Bowie is also heard soft scarsThe rolling emotion and the way Yeule gives voice to today's outcasts—the Gen-Z grandchildren of Ziggy Stardust, breaking down gender normality in the face of heightened violence and prejudice. Combine all this with a dramatic streak of loathing that Billy Corgan, Tom Yorke or Gerard Way could appreciate, plus elements of Courtney Love's conflicted adventure of sex, drugs and rock'n'roll, even some of Avril Lavigne's middle. finger-pointing sass (Yeule called the famous punk's 2002 debut, Let fallhighly formative), and you have someone who has accumulated decades of misfit energy into art that speaks to our time with unique AI.

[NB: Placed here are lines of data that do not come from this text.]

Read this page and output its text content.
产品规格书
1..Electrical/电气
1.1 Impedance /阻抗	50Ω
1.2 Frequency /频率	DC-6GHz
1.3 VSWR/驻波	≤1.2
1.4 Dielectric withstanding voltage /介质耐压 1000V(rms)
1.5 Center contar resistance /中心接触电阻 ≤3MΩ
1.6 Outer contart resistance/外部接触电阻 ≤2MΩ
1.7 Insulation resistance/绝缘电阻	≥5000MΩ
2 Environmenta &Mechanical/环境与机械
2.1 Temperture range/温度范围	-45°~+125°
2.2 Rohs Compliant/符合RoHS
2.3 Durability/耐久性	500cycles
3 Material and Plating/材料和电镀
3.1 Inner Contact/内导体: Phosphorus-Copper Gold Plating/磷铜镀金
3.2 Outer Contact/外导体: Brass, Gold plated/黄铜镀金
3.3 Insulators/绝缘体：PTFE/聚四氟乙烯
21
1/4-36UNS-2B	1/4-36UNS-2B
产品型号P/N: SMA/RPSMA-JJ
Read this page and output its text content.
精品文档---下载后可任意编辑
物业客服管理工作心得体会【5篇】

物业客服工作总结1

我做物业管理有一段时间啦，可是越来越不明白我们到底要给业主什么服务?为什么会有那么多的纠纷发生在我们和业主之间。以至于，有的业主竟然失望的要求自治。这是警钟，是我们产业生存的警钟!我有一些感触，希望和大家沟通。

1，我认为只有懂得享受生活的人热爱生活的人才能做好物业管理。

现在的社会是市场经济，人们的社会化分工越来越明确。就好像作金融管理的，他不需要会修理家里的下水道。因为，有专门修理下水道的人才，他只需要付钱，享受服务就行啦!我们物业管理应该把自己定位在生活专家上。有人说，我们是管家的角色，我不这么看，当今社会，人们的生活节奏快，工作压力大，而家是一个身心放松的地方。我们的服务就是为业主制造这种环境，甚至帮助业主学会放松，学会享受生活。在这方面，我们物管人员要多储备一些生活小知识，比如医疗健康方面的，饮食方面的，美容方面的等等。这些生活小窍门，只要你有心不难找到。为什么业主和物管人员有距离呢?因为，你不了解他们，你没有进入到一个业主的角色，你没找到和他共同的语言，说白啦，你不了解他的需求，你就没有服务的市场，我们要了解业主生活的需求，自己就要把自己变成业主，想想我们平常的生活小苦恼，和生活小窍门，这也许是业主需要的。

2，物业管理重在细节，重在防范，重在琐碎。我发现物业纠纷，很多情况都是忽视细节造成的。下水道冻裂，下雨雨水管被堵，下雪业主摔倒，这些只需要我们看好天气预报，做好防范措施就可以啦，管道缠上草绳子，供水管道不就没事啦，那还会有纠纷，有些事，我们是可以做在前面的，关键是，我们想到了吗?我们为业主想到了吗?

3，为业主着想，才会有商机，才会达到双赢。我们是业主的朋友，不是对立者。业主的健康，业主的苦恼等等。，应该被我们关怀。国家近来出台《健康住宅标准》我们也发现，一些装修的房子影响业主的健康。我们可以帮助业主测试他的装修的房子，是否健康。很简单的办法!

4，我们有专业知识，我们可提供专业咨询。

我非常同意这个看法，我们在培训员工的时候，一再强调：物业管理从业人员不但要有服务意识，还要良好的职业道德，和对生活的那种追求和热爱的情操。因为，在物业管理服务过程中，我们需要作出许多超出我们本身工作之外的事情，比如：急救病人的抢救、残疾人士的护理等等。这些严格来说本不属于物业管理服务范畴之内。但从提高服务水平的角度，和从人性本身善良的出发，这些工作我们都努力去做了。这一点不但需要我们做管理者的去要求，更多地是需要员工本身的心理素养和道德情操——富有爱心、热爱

Again and again, the album walks a delicate tightrope, balancing big, pervasive feelings of contemporary disillusionment with hauntingly personal details. On “software update,” a tight, meta power ballad worthy of being met with a galaxy of wobbly phone lights, yeule offers a micro-autobiography that could serve as a social media resume for a blinkered generation . “25, injured, painting white in my eyes,” they sing sweetly, as if reading from a children's book. “Handcuffs and hospitals are some things I despise.” The song references disordered eating, a condition Yeule still struggles with, along with white lines and grams, bruises and loss. It revolves around the idea of digital immortality. “When I leave my flesh, you can download my mind/And choose the beautiful places for you,” they offer, lines that carry an extra weight considering that, as a lonely teenager who exists mostly on the internet, the idea of living as A series of automated posts went through Yeule's mind. “Software Update” peaks with Yeule's version of an algorithmic arena-rock hook — “I Love You Baby,” laced over distorted guitar strums, perhaps addressing their fans, their friends, their partner, themselves them or all four.